The gallery show, which runs through June 21, is now titled Mark Stock: Lives of the Butlers: Memorial Exhibition.
Among his other figurative works, Stock created more than 100 paintings featuring butlers in poses suggesting repressed pain and longing. They are like little stories the viewer helps write with Stock’s narrative hints, such as the bend of the butler’s body and tilt of his head as he looks at the lipstick traces on an empty glass. A newer painting, titled Sunset, shows a man lying on his back on thick grass enclosed by a low barrier, oblivious to the sky’s fiery glow as he intently reads a one-page letter. What does it say, and who wrote it?
Early on, Stock worked as a lithographer at Gemini G.E.L., a renowned fine arts publisher in Los Angeles. Here he worked with artists such as Jasper Johns and many others who do abstract work. In the art world, abstraction is the novel to figurative painting’s short story, by which I mean it is generally considered more important, at a higher level somehow, simply by virtue of its form. Some critics almost disdain figurative, or realist, work of any kind.
But Stock stayed true to his own inclinations—just as Muller has since he opened Modernism in 1979. Among the 40-some living artists whose work he shows, Muller represents some whose work is as abstract as they come, such as James Hayward’s ultra-thick layers of color on canvas, which look like frosting through which someone could not avoid artfully running a finger, or Charles Arnoldi’s often moody geometrics.

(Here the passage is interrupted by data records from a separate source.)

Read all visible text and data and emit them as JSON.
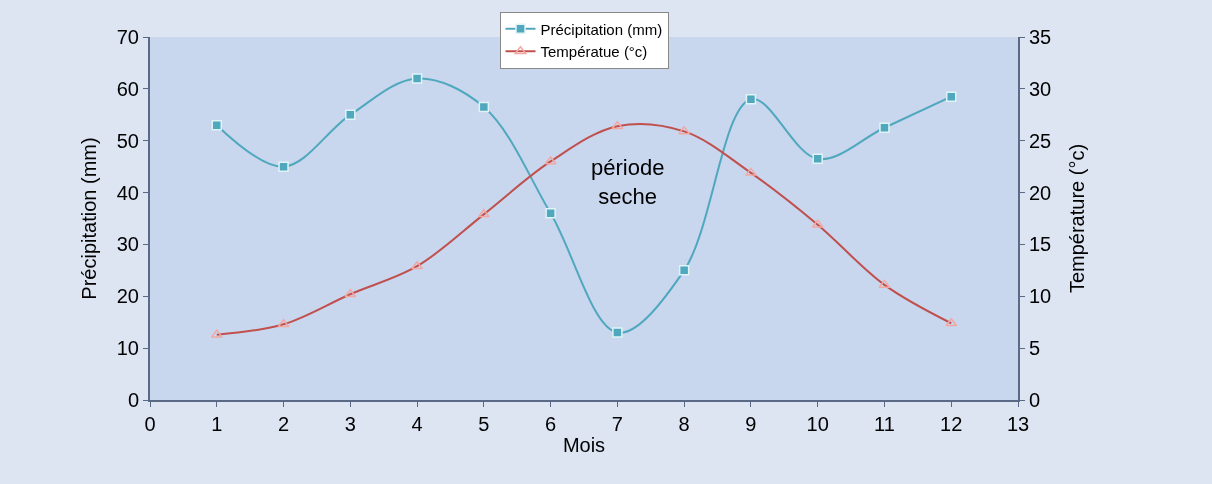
{
  "chart_data": {
    "type": "line",
    "xlabel": "Mois",
    "ylabel": "Précipitation (mm)",
    "y2label": "Température (°c)",
    "x": [
      1,
      2,
      3,
      4,
      5,
      6,
      7,
      8,
      9,
      10,
      11,
      12
    ],
    "series": [
      {
        "name": "Précipitation (mm)",
        "color": "#4fa8bd",
        "marker": "square",
        "values": [
          53,
          45,
          55,
          62,
          56.5,
          36,
          13,
          25,
          58,
          46.5,
          52.5,
          58.5
        ]
      },
      {
        "name": "Températue (°c)",
        "color": "#c0504d",
        "marker": "triangle",
        "axis": "y2",
        "values": [
          6.3,
          7.3,
          10.2,
          12.9,
          17.9,
          23,
          26.4,
          25.9,
          21.9,
          16.9,
          11.1,
          7.4
        ]
      }
    ],
    "xlim": [
      0,
      13
    ],
    "xticks": [
      0,
      1,
      2,
      3,
      4,
      5,
      6,
      7,
      8,
      9,
      10,
      11,
      12,
      13
    ],
    "ylim": [
      0,
      70
    ],
    "yticks": [
      0,
      10,
      20,
      30,
      40,
      50,
      60,
      70
    ],
    "y2lim": [
      0,
      35
    ],
    "y2ticks": [
      0,
      5,
      10,
      15,
      20,
      25,
      30,
      35
    ],
    "annotations": [
      "période\nseche"
    ],
    "legend": "top",
    "grid": false,
    "line_style": "solid"
  }
}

Muller also represents artists such as Gary Baseman, with his lively cartoonlike figures, and Gottfried Helnwein, whose almost surreal, serious children make Stock’s protagonists look positively cheerful. Then there’s the uncategorizable Jonathon Keats, about whom I wrote when he opened his show Epigentic Cloning Agency at Modernism in 2012. I would say there’s no gallery in town quite as eclectic as Modernism. (You may see work as varied and original at newer galleries, but I doubt any also show works by L.A.’s famed Ed Ruscha, Le Corbusier, and the Russian Avant-Garde, 1910-1930.)
As for Stock, Muller felt the emotion in his work even in a newspaper image he spotted in the mid-eighties, after which he spent a long time seeking Stock out. He then commissioned Stock to create a painting inspired by an earlier book of Conrad’s, Absinthe: History in a Bottle, for a black-tie publication party. The party was at Bix, down an alley near Jackson Square, where Stock’s most famous painting still hangs in the elegant bar.
This tells you something about the world of art and friendship that Muller has created over the years. The announcement for this new gallery show reads: In great sorrow on the passing of our dear friend and artist Mark Stock, August 4, 1951–March 26, 2014.